The exposition of a story is the beginning--much like the rising of the curtain in a play--that introduces the setting, the main characters, and the situation of the plot. Important background information is usually provided on the main character(s) as well as their problem. For instance, in "The Most Dangerous Game," author Richard Connell opens with his main character, Sanger Rainsford talking on shipboard with his fellow hunter,Whitney. Suggestions of Rainsford's character are indicated in this dialogue in which Rainsford declares that the world is made of two classes--"the hunters and the huntees." Also, his total unconcern for the prey is also indicated as he counters Whitney's observation that the jaguar feels fear: Who cares about how a jaguar feels?" Then, too, this exposition foreshadows the ominous action ahead as Whitney recouts the old Swede premonitions about what is ahead on the sea.
Thus, the exposition presents, as well as foreshadows, what will follow in the remainder of the plot. It is often a good idea to pay close attention to details in the exposition; in addition, when analyzing a story, characters, etc. the reader finds it helpful to return to the exposition and reread it.

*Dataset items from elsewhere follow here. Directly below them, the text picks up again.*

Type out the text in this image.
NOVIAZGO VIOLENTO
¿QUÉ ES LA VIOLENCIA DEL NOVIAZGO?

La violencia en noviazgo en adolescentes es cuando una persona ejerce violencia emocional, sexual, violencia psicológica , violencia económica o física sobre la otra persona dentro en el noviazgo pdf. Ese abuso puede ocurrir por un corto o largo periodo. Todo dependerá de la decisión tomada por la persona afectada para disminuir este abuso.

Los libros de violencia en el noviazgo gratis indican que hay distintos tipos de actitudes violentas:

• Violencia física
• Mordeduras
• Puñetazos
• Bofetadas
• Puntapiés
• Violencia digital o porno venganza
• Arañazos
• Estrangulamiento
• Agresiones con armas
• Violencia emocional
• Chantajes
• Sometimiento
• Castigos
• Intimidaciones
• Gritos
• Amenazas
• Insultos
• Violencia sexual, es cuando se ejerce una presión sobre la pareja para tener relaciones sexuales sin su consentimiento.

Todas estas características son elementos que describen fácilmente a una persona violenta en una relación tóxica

The exposition in "The Open Window" is all that occurs between the opening line ("My aunt will be down presently, Mr. Nuttel ...") and the narrator's comment, reflecting Framton's own thoughts, that "An undefinable something about the room seemed to suggest masculine habitation." The exposition sets up the two main character's major traits and establishes the grounds for what will come: (1) Framton is taking a "nerve cure"; (2) he is usually a solitary person; (3) he knows nothing about the people or locale, especially Mrs. Sappleton; (4) Framton wondered about the suggestion of "masculine habitation" in the room with the open French window in October.